Ici, donc, les cordes d’Ole-Henrik Moe et de Kari Rønnekleiv sont mises en regard du piano d’Honoré (Surge) ou du saxophone d’Espen Reinertsen (le morceau-titre), la voix de Sidsel Endresen apparaît sur trois morceaux et croise alors les percussions d’Ingar Zach (Abandoned Home), la tongue drum d’Erland Dahlen (Apparition) ou bien la trompette du formidable Eivind Lønning et la guitare électrique d’Eivind Aarset (Blinded Window). Précisément, la participation de certains apports comme la voix de la Norvégienne ou le cuivre de Reinertsen permet de ne pas verser dans des compositions trop cérébrales ou désincarnées ; dans le même temps, l’aspect minimaliste de l’écriture d’Honoré garantit l’absence de trop-plein ou la mise en présence d’une musique ampoulée, risques que la profusion d’invités pourraient laisser craindre.
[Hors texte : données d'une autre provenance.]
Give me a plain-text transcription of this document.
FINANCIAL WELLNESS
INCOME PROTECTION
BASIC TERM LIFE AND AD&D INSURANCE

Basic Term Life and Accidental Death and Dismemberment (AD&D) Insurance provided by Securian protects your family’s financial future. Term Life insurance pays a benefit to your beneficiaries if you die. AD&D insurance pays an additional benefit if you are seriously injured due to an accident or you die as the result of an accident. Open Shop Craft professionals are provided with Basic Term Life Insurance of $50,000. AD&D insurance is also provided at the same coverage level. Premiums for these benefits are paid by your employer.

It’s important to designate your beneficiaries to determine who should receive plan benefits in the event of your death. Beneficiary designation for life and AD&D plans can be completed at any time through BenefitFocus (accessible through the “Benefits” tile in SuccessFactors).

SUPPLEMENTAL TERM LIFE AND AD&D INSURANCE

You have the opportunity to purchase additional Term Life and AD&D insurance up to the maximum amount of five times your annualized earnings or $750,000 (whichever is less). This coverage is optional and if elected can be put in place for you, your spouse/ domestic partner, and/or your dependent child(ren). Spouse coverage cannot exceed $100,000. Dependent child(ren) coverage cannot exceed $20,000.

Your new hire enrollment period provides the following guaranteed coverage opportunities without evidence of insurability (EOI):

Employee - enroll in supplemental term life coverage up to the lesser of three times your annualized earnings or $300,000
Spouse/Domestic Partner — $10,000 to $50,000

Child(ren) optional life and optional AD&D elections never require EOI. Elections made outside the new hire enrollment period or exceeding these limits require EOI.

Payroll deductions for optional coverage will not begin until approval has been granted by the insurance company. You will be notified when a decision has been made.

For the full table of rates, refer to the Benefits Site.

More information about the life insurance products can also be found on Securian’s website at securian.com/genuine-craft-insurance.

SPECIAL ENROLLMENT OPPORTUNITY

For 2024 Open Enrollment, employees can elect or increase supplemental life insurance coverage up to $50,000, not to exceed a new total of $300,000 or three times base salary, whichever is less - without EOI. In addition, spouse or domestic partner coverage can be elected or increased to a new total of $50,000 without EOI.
Cette dimension minimaliste se marie également bien aux volontés plus expérimentales développées par Lønning (trompette détimbrée) et Aarset (notes de guitare tirées et lâchées) (Blinded Window) tandis que, lorsqu’Erik Honoré se trouve seul aux commandes, il opte pour une démarche plus électronique tout aussi intéressante (Procession qui, effectivement, avance lentement et se déploie progressivement). À force d’albums solos, ce dernier semble prendre encore plus confiance dans ses capacités puisqu’en fin de disque, il s’essaye au chant, dialoguant joliment avec la trompette, toujours aussi aérienne, d’Arve Henriksen (The Park). Là encore, approche chaleureuse, réconfort de l’auditeur et qualité des interventions sont au rendez-vous.